Setelah kepergian El dan Davin, Will melajukan mobilnya ke suatu tempat. Setelah mengendarai mobil sekitar satu jam dia berhenti di depan sebuah minimarket dan memarkirkan mobilnya disana. Sebelum keluar dari mobil, Will memastikan terlebih dahulu bahwa tidak ada seseorang mencurigakan yang mengikutinya. Setelah yakin tidak ada yang mengikutinya dia keluar dan berjalan santai memasuki minimarket berlantai dua itu.


Will menyapa beberapa orang kasir yang berada didalam toko, mereka menundukkan kepalanya sopan kepada Will. Will berjalan melewati rak-rak yang berjejer. Dia dengan hati-hati membuka sebuah pintu dibalik rak-rak tersebut dan masuk kedalam. Dia berjalan menyusuri lorong sempit dan menaiki tangga yang ada didalam sana. Dia membuka pintu diujung tangga dan berjalan kembali di sebuah ruangan lantai dua.


Will masuk ke sebuah ruangan dan duduk di sebuah sofa, dia menyapa seorang wanita yang sedang duduk sambil memainkan tabletnya. Wanita yang sama dengan wanita yang ditemuinya di pesta saat itu. Wanita itu seketika menghentikan aktivitasnya saat Will menatapnya.


"Will."


"Ya?"


"Kau datang dengan cepat." Wanita itu terkekeh.


"Ya, kau selalu saja memanggilku dengan cara mendadak." Will tersenyum masam.


"Maafkan aku, tapi ini memang mendesak."


"Ada apa?"


"Akhir-akhir ini aku mendapatkan informasi bahwa ada yang mengikuti gadis itu?"


"Apa? Bagaimana bisa?"


"Ya, lihatlah ini." Wanita itu menghampiri dan duduk di samping Will, dia menunjukkan beberapa foto seorang pria yang beberapa kali tertangkap kamera berada di tempat yang sama dengan El.


"Sangat jelas saat ini El sedang di awasi, tapi siapa yang melakukannya?"


"Kau bisa menebaknya? Masalah yang berhubungan dengan keluargaku."
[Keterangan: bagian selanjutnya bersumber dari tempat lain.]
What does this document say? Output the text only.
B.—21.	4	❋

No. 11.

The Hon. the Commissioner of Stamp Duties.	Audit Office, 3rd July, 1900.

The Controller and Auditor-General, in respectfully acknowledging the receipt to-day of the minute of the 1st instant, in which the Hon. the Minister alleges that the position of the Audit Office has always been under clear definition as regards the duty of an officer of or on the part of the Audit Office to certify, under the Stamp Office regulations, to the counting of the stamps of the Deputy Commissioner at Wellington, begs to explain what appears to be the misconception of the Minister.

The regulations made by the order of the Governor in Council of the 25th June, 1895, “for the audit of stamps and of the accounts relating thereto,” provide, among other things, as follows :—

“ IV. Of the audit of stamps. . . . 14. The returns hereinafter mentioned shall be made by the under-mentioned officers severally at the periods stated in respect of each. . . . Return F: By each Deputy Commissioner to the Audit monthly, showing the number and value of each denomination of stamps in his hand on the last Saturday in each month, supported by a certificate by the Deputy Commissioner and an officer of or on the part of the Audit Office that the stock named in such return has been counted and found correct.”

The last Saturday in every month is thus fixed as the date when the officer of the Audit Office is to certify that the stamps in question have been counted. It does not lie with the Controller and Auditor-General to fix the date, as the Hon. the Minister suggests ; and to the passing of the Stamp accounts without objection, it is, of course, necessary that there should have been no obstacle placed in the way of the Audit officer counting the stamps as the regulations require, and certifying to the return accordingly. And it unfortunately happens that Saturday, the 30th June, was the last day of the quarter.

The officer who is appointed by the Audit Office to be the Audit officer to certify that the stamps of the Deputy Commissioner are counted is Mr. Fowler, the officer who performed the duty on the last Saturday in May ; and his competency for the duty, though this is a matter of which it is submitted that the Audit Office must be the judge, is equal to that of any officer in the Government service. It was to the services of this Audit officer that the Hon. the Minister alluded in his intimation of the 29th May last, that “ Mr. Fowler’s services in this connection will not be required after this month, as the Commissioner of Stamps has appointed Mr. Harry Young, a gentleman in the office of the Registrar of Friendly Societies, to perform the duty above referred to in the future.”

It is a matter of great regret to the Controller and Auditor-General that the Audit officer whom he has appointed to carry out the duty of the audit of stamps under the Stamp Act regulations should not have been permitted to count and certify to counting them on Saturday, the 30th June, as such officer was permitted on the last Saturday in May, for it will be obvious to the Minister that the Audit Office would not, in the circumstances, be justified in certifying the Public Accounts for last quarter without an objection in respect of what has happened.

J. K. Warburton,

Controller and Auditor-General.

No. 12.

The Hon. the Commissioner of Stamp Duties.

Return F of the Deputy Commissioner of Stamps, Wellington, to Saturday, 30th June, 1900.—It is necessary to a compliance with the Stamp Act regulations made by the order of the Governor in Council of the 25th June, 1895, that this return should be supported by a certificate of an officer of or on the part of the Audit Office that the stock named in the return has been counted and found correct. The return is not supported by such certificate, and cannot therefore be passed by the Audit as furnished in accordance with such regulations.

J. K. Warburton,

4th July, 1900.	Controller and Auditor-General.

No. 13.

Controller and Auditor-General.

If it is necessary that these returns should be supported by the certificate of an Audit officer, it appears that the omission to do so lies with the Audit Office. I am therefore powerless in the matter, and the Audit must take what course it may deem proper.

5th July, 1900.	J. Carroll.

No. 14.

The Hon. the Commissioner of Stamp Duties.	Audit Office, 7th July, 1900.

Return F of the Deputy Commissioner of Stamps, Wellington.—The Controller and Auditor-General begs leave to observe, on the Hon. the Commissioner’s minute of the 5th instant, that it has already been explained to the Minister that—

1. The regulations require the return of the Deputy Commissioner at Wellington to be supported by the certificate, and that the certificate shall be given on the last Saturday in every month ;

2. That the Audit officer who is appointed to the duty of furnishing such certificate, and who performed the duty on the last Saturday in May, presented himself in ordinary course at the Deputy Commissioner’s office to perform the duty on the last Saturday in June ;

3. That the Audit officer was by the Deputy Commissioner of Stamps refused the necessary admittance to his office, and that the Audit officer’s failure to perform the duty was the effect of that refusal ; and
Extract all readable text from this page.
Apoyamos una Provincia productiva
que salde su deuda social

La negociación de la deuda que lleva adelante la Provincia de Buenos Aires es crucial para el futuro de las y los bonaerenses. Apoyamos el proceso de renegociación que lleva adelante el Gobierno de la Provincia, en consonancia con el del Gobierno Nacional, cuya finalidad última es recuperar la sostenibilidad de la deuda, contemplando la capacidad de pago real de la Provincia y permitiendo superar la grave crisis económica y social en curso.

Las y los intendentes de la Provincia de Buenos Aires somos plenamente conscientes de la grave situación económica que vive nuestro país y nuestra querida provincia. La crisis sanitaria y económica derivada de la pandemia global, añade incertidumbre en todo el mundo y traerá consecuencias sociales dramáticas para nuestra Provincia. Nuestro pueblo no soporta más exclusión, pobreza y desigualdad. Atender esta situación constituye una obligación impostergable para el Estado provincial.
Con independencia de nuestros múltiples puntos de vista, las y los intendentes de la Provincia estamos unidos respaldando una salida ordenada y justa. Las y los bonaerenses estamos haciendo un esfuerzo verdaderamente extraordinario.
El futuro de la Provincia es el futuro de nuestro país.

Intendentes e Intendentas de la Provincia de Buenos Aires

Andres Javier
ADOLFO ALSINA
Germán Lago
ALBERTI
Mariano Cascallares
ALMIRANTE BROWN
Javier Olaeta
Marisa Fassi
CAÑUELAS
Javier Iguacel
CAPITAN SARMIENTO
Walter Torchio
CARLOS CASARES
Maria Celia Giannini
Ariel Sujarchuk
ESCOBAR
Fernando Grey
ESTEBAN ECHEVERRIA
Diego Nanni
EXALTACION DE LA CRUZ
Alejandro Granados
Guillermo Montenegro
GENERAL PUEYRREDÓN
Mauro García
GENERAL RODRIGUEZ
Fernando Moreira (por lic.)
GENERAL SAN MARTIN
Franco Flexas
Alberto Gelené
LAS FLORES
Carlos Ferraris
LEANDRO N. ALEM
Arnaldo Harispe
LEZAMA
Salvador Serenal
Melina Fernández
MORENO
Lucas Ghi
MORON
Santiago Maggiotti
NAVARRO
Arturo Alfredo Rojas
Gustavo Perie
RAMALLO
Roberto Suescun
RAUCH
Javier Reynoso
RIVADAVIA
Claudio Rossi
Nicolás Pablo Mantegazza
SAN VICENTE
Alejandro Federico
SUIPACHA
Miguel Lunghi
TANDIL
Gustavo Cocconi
"Ya, sepertinya dia." Will mengangguk.


"Aku tidak terlalu khawatir jika dia yang melakukannya, dia tidak akan menyakiti seseorang yang berhubungan dengan anggota keluargaku seperti halnya yang telah berlalu." Wanita itu terlihat berpikir.


"Lalu apa tujuannya?"


"Mungkin mencari informasi."


"Begitukah?"


"Sepertinya, tapi kau teruslah berada disamping gadis itu seperti apa yang diminta oleh adikku. Aku takut ini ulah orang lain."


"Baiklah, Ann." Will mengangguk.


"Aku tidak memberitahukan pada adikku tentang hal ini, seandainya dia tahu kuyakin dia akan bertindak gegabah jika menyangkut gadis itu."


"Ya, aku tahu."


"Pergilah sekarang."


"Kau mengusirku setelah aku berkendara sejauh ini?"


"Tentu saja." Ann terkekeh.


"Baiklah, aku akan pergi sekarang." Will beranjak dari duduknya dan keluar dari ruangan itu.


Will kembali melajukan mobilnya menuju kampus kembali, dia berencana akan menunggu El kembali untuk mengambil mobilnya. Will melihat mobil itu masih berada disana menandakan bahwa si empunya mobil belum kembali walau sudah lewat dua jam. Will memarkirkan mobilnya di seberang mobil El, dia menyandarkan tubuhnya di sandaran kursi mobil.


Will memejamkan matanya sebntar, dia tidak menyangka akan terlibat jauh dalam permasalahan yang terjadi. Will mengingat kejadian beberapa tahun lalu yang menimpanya. Waktu dia masih berstatus bocah ingusan yang bersekolah di sebuah SMA di kota yang sama dengan Ann. Mereka tidak mengenal sama sekali, tapi garis takdir mempertemukan mereka.


Saat itu Will dan teman-temannya memang sangat berandal, kumpulan anak-anak orang kaya yang kekurangan perhatian orang tua. Will dan empat orang temannya bertaruh untuk masuk ke sarang mafia, mereka mengendap-endap masuk kedalam bangunan di dalam hutan. Tempat itu adalah markas sementara para mafia, lebih tepatnya seperti tempat persinggahan.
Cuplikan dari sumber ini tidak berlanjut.